Commercial mortgage rates at 11-14 percent, combined with the income levels of the formal Jamaican workforce, produce an affordability ratio that is deeply challenging even for dual-income households in the lower professional category. A couple jointly earning J$1.2 million per year — above the median for formal-sector workers — can sustain a mortgage of approximately J$7-8 million at commercial rates over 20 years, sufficient to purchase a modest dwelling in an outer parish but not in Kingston, St Andrew, or the established residential communities closest to employment centres.
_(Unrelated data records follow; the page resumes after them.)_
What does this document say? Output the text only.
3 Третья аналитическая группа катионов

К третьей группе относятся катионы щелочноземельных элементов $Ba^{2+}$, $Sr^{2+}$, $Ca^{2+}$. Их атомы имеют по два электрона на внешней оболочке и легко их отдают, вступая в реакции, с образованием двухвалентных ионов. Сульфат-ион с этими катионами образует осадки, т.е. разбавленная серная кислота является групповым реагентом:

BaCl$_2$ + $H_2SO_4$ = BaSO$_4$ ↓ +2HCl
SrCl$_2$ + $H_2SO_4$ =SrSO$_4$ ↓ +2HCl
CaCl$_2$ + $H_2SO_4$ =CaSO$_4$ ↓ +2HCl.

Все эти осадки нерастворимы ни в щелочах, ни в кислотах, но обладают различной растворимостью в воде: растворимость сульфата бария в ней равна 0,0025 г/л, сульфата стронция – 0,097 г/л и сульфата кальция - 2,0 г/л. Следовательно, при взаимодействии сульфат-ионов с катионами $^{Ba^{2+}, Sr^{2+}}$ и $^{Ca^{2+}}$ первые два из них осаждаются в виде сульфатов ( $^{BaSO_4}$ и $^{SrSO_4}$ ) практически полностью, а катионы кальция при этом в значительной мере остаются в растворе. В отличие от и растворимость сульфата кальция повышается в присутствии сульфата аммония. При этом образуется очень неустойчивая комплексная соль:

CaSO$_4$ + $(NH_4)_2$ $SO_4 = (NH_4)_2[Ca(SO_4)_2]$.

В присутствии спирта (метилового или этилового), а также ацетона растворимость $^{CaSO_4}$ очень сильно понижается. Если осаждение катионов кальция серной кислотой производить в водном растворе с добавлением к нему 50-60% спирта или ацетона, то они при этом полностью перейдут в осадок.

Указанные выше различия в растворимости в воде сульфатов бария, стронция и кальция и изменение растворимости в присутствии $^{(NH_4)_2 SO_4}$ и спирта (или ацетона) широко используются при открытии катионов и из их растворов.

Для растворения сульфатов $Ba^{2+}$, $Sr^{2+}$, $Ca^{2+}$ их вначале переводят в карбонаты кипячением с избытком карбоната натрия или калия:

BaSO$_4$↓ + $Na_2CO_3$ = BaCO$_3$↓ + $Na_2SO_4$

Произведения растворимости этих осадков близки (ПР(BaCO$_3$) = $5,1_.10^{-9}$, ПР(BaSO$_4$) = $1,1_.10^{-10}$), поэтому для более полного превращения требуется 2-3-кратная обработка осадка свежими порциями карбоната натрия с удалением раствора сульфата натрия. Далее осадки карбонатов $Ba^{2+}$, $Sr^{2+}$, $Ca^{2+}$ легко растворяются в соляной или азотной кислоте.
The NHT’s intervention compresses this picture meaningfully for eligible borrowers, but the Trust’s capital is finite and its eligibility criteria, while broad, exclude informal sector workers who may represent the majority of the housing-deficit population. Extending the reach of subsidised finance to a larger share of the workforce — through mechanisms such as co-operatives, employer-linked schemes, or micro-finance instruments adapted for incremental building — is a policy direction that housing practitioners have been advocating for years without yet finding the political traction to advance.
Looking Ahead
The overriding question as June begins is when — not if — the Coke extradition matter will be resolved. The diplomatic and legal process has moved to the point where a conclusion appears near, and the property market, along with the broader investment community, is watching for the signal that the US-Jamaica relationship can be reset on a more constructive basis. When that resolution comes, its effects on the property market will be indirect and gradual rather than immediate and dramatic — but the direction will be positive.
The international backdrop adds a layer of uncertainty. European sovereign debt management is in a critical phase, with Greece’s position requiring decisions from eurozone leaders that could either stabilise or further destabilise global financial markets. For Jamaica, the concern is primarily the second-order effects: on remittance capacity from UK-based Jamaicans, on European tourism demand, and on the global risk appetite that influences foreign direct investment into Caribbean markets.
This review will return in July to assess market conditions through the full month of June. By that point, the extradition question may well have been resolved — for better or worse — and the property market’s initial response will be visible. The structural fundamentals of the Jamaican market — chronic undersupply, a motivated diaspora, a large and growing population — do not depend on any single political event for their validity, but governance resolution would remove the most prominent near-term drag on investor sentiment.